Posted on 20 May 2019

The New Zealand Memorial in Canberra was officially dedicated by the Prime Ministers of both Australia and New Zealand in a moving ceremony on the 24th of April 2001, the eve of Anzac Day.

Standing 11 metres high, the two-part memorial that flanks both sides of Anzac Parade was a gift from the New Zealand Government to the people of Australia. It symbolises the Anzac experience and is a reminder of the long history of cooperation between the two nations, an experience that remains one of the most evocative links between Australia and New Zealand.

The design consists of a bronze representation of the handles of a flax basket (kete harakeke). Based on the proverb 'Mau tena kiwai o te kete, maku tenei' or 'Each of us at a handle of the basket', the kete symbolises the shared 'load' and experience of Australians and New Zealanders, especially in wartime, with the dynamic form of the handles emphasising the ongoing evolution of that relationship.
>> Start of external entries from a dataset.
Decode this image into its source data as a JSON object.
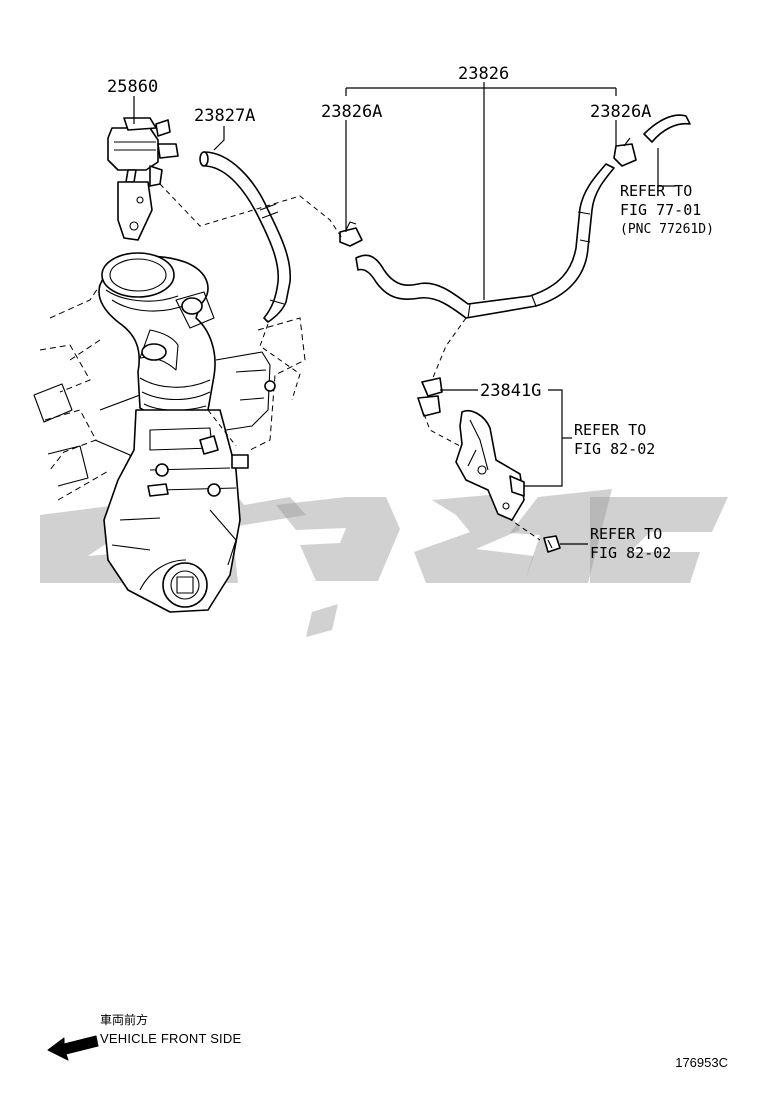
{
  "diagram": {
    "part_numbers": {
      "p25860": "25860",
      "p23827A": "23827A",
      "p23826": "23826",
      "p23826A_left": "23826A",
      "p23826A_right": "23826A",
      "p23841G": "23841G"
    },
    "references": [
      {
        "line1": "REFER TO",
        "line2": "FIG 77-01",
        "line3": "(PNC 77261D)"
      },
      {
        "line1": "REFER TO",
        "line2": "FIG 82-02"
      },
      {
        "line1": "REFER TO",
        "line2": "FIG 82-02"
      }
    ],
    "front_indicator": {
      "japanese": "車両前方",
      "english": "VEHICLE FRONT SIDE",
      "arrow": "left-arrow-icon"
    },
    "illustration_code": "176953C",
    "watermark_color": "#9a9a9a"
  }
}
Each handle is distinct, with one representing Australia, and the other New Zealand. At the base of each handle are landscaped areas with indigenous Maori and Aboriginal artworks. On the Australian side of the memorial (the western side of Anzac Parade), an Aboriginal motif for the paving beneath the handle, using stone of Australian origin, was designed by Indigenous artist, Daisy Nadjundanga, from Maningruda in the Northern Territory. On the New Zealand side the work is by artists Allen Wihongi and Toi Te Rito Maihi. Their design is based on the whakatu weaving pattern of a flax basket, with the stone originating from Coromandel, Golden Bay and Canterbury..

The special bond forged between Australia and New Zealand during times of war is acknowledged on the paved area beneath each handle. In a ceremony on the 26th of February 2001, soil from Chunuk Bair, Gallipoli was buried in a rimu box on the New Zealand side, while on the Australian side, soil from Lone Pine, Gallipoli was buried in a box made from Australian jarrah. The campaigns in which New Zealanders and Australians have served side by side are also inscribed on concentric circles radiating from each handle.